Saham BBCA Tertekan Walau Fundamental Kuat Manajemen BCA Beri Penjelasan Lengkap

Saham BBCA Tertekan Walau Fundamental Kuat Manajemen BCA Beri Penjelasan Lengkap
Saham BBCA Tertekan Walau Fundamental Kuat Manajemen BCA Beri Penjelasan Lengkap

JAKARTA - Pergerakan saham PT Bank Central Asia Tbk (BBCA) sepanjang 2025 menjadi perhatian pelaku pasar, terutama karena kinerjanya yang tertekan di tengah fundamental perusahaan yang tetap solid. 

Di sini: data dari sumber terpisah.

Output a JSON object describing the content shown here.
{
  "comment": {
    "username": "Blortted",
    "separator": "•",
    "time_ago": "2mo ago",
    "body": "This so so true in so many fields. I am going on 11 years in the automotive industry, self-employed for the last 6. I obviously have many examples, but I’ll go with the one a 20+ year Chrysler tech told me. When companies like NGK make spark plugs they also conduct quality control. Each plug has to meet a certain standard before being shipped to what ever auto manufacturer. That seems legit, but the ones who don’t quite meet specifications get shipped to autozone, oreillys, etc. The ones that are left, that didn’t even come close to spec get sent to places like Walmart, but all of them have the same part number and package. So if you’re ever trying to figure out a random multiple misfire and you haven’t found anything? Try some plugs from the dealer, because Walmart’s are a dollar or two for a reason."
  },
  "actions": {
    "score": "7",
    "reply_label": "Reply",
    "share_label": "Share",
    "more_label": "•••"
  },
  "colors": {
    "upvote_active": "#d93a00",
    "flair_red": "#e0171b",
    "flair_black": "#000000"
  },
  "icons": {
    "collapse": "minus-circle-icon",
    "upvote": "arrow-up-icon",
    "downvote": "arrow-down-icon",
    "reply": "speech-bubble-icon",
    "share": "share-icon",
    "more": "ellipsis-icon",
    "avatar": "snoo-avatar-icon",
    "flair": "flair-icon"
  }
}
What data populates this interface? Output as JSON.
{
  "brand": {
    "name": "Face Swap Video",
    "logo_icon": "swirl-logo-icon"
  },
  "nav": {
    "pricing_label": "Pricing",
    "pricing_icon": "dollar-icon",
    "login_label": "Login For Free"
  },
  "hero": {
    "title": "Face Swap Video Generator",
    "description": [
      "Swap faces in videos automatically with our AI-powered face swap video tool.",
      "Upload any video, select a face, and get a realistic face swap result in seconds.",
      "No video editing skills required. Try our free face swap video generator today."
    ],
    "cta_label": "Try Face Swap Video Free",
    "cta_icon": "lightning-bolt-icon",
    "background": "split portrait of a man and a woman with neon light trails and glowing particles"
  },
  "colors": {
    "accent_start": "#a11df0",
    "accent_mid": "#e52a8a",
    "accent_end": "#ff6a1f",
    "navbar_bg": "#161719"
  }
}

Kondisi ini memunculkan pertanyaan dari investor mengenai faktor yang memengaruhi harga saham emiten perbankan terbesar di Indonesia tersebut. Meski demikian, manajemen BCA menilai fluktuasi harga saham merupakan dinamika pasar yang wajar dan tidak selalu mencerminkan kinerja internal perusahaan secara langsung.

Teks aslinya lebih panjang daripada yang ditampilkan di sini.